Campus, News

BU’s political climate calm compared to decades past

Boston University’s campus, buzzing with political activity as the election season comes to a close, is no stranger to involvement in the nation’s political scene.

Professor Chris Daly, a College of Communication professor who has been at BU for 15 years, said there is inherently more political engagement during election years, but today’s college political scene is much quieter compared to when he was a student in Boston in the early ‘70s.

“There was so much student activism going on in terms of protesting the war and I feel like it has been rather boring since then,” he said. “This protest was the politics of the streets, the politics of the campus.”

Daly, a Harvard University student at the time, said in 1972, the year of the first presidential election in which he could vote, he remembers attending a Vietnam War protest in front of the BU National Guard Armory, now BU’s Fitness and Recreation Center.

“The Republican party was holding a fundraiser with obscene amounts of money for the time,” he said. “The main focus of the protest was condemning Nixon for keeping us in the war and spending so much money.”

The T tracks divided the cops and protesters who lined the streets, Daly said.
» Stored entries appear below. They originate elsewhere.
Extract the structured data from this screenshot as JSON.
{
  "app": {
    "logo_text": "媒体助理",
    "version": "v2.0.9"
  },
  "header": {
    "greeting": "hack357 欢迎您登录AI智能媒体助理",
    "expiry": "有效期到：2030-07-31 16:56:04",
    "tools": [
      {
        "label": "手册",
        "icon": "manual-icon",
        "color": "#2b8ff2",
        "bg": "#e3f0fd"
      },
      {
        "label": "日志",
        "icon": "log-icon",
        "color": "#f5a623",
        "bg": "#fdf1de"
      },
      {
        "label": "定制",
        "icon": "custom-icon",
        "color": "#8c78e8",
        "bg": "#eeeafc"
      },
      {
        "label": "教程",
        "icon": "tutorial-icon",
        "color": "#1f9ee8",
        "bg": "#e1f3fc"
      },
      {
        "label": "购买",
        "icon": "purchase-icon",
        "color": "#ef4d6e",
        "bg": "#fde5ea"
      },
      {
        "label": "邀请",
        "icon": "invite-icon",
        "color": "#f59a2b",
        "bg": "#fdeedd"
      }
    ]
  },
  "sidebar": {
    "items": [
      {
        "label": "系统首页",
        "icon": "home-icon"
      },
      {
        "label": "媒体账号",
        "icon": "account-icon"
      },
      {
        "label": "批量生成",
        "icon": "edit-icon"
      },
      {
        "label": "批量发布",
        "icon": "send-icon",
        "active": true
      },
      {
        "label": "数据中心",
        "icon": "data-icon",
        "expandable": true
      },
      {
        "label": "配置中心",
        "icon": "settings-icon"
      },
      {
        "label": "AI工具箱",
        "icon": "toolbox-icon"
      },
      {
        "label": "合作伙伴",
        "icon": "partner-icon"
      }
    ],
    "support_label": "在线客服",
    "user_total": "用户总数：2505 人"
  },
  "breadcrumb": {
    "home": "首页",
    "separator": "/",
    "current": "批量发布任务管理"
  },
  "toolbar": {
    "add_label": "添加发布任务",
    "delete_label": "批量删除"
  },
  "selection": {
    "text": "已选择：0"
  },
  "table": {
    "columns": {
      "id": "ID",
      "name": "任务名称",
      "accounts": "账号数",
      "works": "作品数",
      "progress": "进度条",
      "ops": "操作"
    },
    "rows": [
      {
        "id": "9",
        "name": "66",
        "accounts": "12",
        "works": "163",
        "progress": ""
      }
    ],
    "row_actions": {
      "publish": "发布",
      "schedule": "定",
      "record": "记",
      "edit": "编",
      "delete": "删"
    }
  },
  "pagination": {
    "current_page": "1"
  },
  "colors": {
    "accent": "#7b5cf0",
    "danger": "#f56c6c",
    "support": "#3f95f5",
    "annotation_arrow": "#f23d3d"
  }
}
Protesters paid a penny for dinners of brown rice and apples.

“Then, of course, like they always foolishly do, Boston police decided to try and restore law and order,” he said. “Cops on horseback started to charge the crowd — it looked like something out of Dr. Zhivago and the Russian Revolution.”

With a college career peppered with protests such as that demonstration, Daly said the political scene is comparatively less exciting in 2012.

Sharon Price, a School of Management alumna who graduated in 1983, said she remembers a more restrained national political atmosphere, but still recalls a politically involved campus.

“Some of my friends ran a full ticket for political office in my sophomore year, but did not win,” she said. “I do remember a lot of interest in that [the 1982] campaign.”

BU has always drawn a number of important political figures to come and speak, Price said.

“I have memories of seeing Tip O’Neill speak on campus,” she said. “Yes, it was well attended. I believe a full house. I don’t recall the specifics of his speech. It was mostly about his impressive career and working in Congress.”

Daly said during the 2008 presidential elections, students were more excited because then-U.S. Sen. Barack Obama was fresh on the scene.

“But this year, he is promoting a more conservative message by way of saying that we should just stay the course,” he said.

Although political activism seems to be decreasing since the 1970s, the youth is still a major focus of the campaigns, Daly said.

“Students and young graduates work very hard to be engaged,” he said. “They are the ones running this campaign.”